2. Recognize what you are truly looking for
Sometimes you might be looking for a “practice relationship” or something less serious because you’re not ready to make a commitment. Guess what? That’s totally fine! However, you have to ask yourself this: “Just because I don’t want a serious relationship, do I really want to subject myself to a guy who won’t meet my needs even though it might be exciting in the beginning?” Probably not. Accepting what we call “crumbs” — even from a man with whom you have a casual relationship — is damaging to your self-worth. Make sure your dignity remains intact at all times.
3. Check in with yourself on the “insane chemistry” you have with the current bad boy you’re dating. Does it seem to have an expiration date?
Amazing chemistry is just that: amazing. But we’ve found that moving too quickly because of crazy chemistry can lead to a man losing interest too soon. As a result, you might want to slow it down. Regardless of how sexy it is that he took you on a midnight motorcycle ride, or that you felt so good about how he shared those intimate details about his childhood even though he seems so rough on the outside, do you really think that proves it’s meant to last?

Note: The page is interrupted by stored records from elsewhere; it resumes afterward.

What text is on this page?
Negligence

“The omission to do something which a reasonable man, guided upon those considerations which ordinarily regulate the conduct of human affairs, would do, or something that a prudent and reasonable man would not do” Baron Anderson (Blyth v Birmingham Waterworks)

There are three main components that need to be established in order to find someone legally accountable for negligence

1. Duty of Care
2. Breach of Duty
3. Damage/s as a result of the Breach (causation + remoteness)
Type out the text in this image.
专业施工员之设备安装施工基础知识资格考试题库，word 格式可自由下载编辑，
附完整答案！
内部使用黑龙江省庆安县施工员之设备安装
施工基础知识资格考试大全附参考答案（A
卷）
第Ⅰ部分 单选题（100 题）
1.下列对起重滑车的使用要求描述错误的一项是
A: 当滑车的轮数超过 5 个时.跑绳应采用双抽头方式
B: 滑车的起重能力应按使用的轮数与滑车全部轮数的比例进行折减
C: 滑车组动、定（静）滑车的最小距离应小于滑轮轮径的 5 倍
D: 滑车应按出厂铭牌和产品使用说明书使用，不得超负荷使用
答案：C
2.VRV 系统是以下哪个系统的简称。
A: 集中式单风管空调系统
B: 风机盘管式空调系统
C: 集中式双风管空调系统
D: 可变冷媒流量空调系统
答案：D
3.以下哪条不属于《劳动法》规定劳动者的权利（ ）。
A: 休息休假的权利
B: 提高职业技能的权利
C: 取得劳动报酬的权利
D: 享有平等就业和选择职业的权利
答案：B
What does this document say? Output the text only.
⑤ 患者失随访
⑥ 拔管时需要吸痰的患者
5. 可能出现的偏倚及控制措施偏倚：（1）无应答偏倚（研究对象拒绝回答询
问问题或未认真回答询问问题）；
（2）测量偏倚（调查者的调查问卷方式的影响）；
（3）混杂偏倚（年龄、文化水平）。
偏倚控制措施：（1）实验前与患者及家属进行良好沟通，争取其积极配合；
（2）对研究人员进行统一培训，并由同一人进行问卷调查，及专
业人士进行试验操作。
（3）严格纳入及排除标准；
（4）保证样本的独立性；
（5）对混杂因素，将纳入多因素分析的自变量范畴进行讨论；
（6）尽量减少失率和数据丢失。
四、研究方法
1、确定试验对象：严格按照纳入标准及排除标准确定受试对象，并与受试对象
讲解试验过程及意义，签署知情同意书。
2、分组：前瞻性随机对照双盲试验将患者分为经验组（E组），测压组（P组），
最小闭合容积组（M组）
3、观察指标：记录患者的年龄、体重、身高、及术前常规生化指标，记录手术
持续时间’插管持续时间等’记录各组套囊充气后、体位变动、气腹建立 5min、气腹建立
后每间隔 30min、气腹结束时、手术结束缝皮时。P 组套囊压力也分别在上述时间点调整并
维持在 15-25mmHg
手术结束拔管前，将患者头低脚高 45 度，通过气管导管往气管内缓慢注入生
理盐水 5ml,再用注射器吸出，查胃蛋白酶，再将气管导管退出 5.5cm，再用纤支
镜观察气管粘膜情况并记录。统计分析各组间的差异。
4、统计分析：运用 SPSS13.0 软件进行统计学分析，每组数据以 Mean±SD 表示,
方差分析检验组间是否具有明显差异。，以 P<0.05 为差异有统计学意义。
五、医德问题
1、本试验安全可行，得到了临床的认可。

Insane chemistry does not a lasting relationship make, so it’s important to take in factors that do — like his actions matching his words and his lack of disappearing on you intermittently. Trust us: even if he makes you feel like a million bucks when you’re with him, don’t forget how it made you feel when you didn’t hear from him for two weeks.
4. Know that you can break a pattern
Don’t get down on yourself and think you’ll always attract the bad boys or you just have no luck when it comes to love. That is absolutely the wrong attitude. The right attitude to have is to know you CAN get back in the saddle. You CAN take control of your love life. You HAVE the control to break your pattern.
We aren’t saying you shouldn’t date the cute guy you met at Starbucks with the nose ring. The tips above will just help you make sure he meets your needs and leads you in the direction of finding lasting love.
5. Break your bad boy habit now
Take the next 14 days to reflect on some of the advice here and put yourself on a Bad Boy Dating Fast. Don’t give in to those last-minute dates or hookups. Say no to him and yes to yourself.
Keep a journal to record how you feel when you don’t have that bad boy fix or instant gratification, then watch your confidence soar. Making choices that are in alignment with what you truly want in your life — a loyal, loving partner who meets your needs consistently over time — will raise your attraction factor significantly. And once you start to feel confident and empowered, you may notice you’re no longer are attracted to (or attract) the bad boys.